Data Checkpointing –: It refers to save the RDD to reliable storage because its need arises in some of the stateful transformations. It is in the case when the upcoming RDD depends on the RDDs of previous batches. Because of this, the dependency keeps on increasing with time. Thus, to avoid such increase in recovery time the intermediate RDDs are periodically checkpointed to some reliable storage. As a result, it cuts down the dependency chain.
To set the Spark checkpoint directory call: SparkContext.setCheckpointDir(directory: String)
3. Types of Checkpointing in Apache Spark
There are two types of Apache Spark checkpointing:
Reliable Checkpointing – It refers to that checkpointing in which the actual RDD is saved in reliable distributed file system, e.g. HDFS. To set the checkpoint directory call: SparkContext.setCheckpointDir(directory: String). When running on the cluster the directory must be an HDFS path since the driver tries to recover the checkpointed RDD from a local file. While the checkpoint files are actually on the executor’s machines.
Local Checkpointing: In this checkpointing, in Spark Streaming or GraphX we truncate the RDD lineage graph in Spark. In this, the RDD is persisted to local storage in the executor.
Apache Spark Quiz
Difference between Spark Checkpointing and Persist
Checkpointing stores the RDD in HDFS. It deletes the lineage which created it.

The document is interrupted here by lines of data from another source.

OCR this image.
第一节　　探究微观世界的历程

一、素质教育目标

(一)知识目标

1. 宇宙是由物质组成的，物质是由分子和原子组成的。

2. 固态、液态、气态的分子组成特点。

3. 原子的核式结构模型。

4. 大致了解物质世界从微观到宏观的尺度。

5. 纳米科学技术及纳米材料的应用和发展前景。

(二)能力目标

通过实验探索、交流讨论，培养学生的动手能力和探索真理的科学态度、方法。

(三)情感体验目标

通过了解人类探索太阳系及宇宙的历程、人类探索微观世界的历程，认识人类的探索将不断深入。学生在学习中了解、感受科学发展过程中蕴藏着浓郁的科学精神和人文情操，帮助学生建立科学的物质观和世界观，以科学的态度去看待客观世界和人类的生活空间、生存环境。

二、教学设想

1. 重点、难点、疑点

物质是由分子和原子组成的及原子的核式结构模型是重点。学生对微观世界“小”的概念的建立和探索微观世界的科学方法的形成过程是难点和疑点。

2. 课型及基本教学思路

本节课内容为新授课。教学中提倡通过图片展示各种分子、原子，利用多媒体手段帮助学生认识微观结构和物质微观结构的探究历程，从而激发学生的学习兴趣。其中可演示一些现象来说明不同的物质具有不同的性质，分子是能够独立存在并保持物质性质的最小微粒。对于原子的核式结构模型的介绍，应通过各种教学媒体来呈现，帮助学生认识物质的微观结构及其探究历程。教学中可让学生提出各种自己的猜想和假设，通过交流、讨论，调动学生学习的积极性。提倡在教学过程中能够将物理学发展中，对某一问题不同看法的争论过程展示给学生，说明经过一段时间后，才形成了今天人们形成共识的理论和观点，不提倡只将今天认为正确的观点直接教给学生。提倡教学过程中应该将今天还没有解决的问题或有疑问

When we persist RDD with DISK_ONLY storage level the RDD gets stored in a location where the subsequent use of that RDD will not reach that point in recomputing the lineage.
On completing the job run unlike cache the checkpoint file is not deleted.

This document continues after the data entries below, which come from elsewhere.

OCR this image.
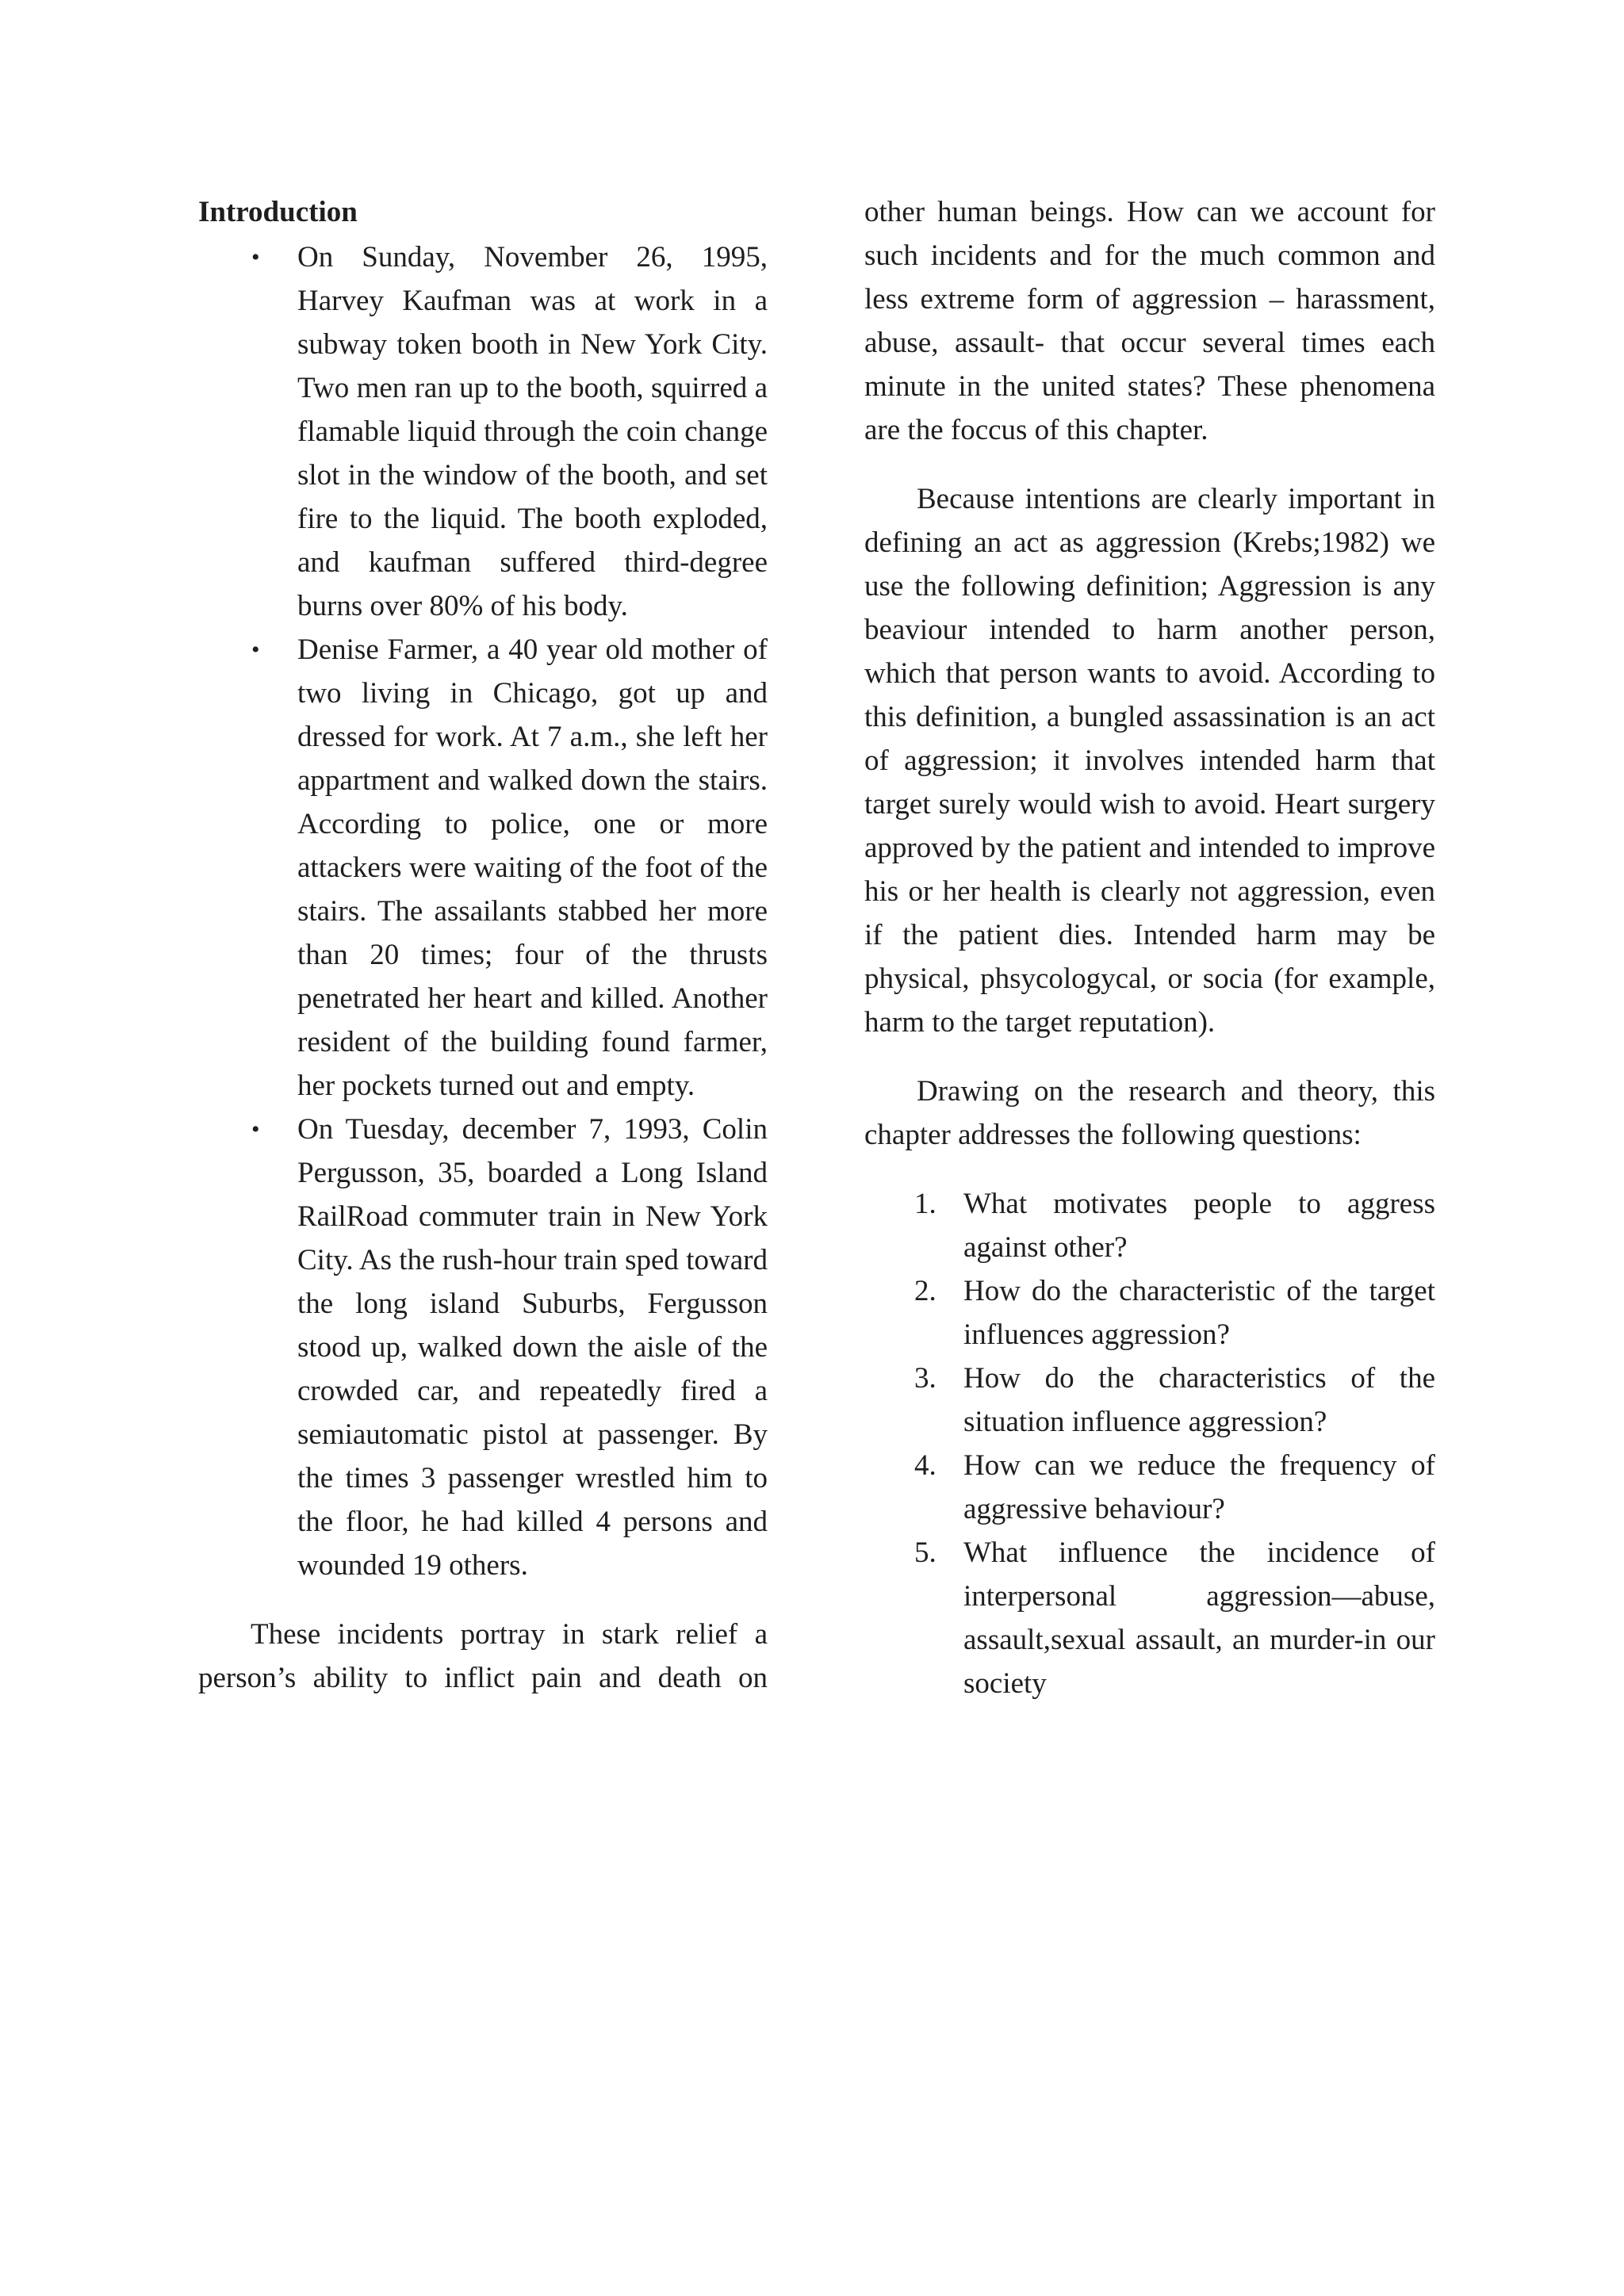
Introduction
• On Sunday, November 26, 1995, Harvey Kaufman was at work in a subway token booth in New York City. Two men ran up to the booth, squirred a flamable liquid through the coin change slot in the window of the booth, and set fire to the liquid. The booth exploded, and kaufman suffered third-degree burns over 80% of his body.
• Denise Farmer, a 40 year old mother of two living in Chicago, got up and dressed for work. At 7 a.m., she left her appartment and walked down the stairs. According to police, one or more attackers were waiting of the foot of the stairs. The assailants stabbed her more than 20 times; four of the thrusts penetrated her heart and killed. Another resident of the building found farmer, her pockets turned out and empty.
• On Tuesday, december 7, 1993, Colin Pergusson, 35, boarded a Long Island RailRoad commuter train in New York City. As the rush-hour train sped toward the long island Suburbs, Fergusson stood up, walked down the aisle of the crowded car, and repeatedly fired a semiautomatic pistol at passenger. By the times 3 passenger wrestled him to the floor, he had killed 4 persons and wounded 19 others.

These incidents portray in stark relief a person’s ability to inflict pain and death on

other human beings. How can we account for such incidents and for the much common and less extreme form of aggression – harassment, abuse, assault- that occur several times each minute in the united states? These phenomena are the foccus of this chapter.

Because intentions are clearly important in defining an act as aggression (Krebs;1982) we use the following definition; Aggression is any beaviour intended to harm another person, which that person wants to avoid. According to this definition, a bungled assassination is an act of aggression; it involves intended harm that target surely would wish to avoid. Heart surgery approved by the patient and intended to improve his or her health is clearly not aggression, even if the patient dies. Intended harm may be physical, phsycologycal, or socia (for example, harm to the target reputation).

Drawing on the research and theory, this chapter addresses the following questions:

1. What motivates people to aggress against other?
2. How do the characteristic of the target influences aggression?
3. How do the characteristics of the situation influence aggression?
4. How can we reduce the frequency of aggressive behaviour?
5. What influence the incidence of interpersonal aggression—abuse, assault,sexual assault, an murder-in our society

When we are checkpointing an RDD it results in double computation. The operation will first call a cache before accomplishing the actual job of computing. Secondly, it is written to checkpointing directory.
After persist() is called, Spark remembers the lineage of the RDD even though it doesn’t call it.
Secondly, after the job run is complete, the cache is cleared and the files are destroyed.
Checkpointing is reliable.
Persisting is unreliable.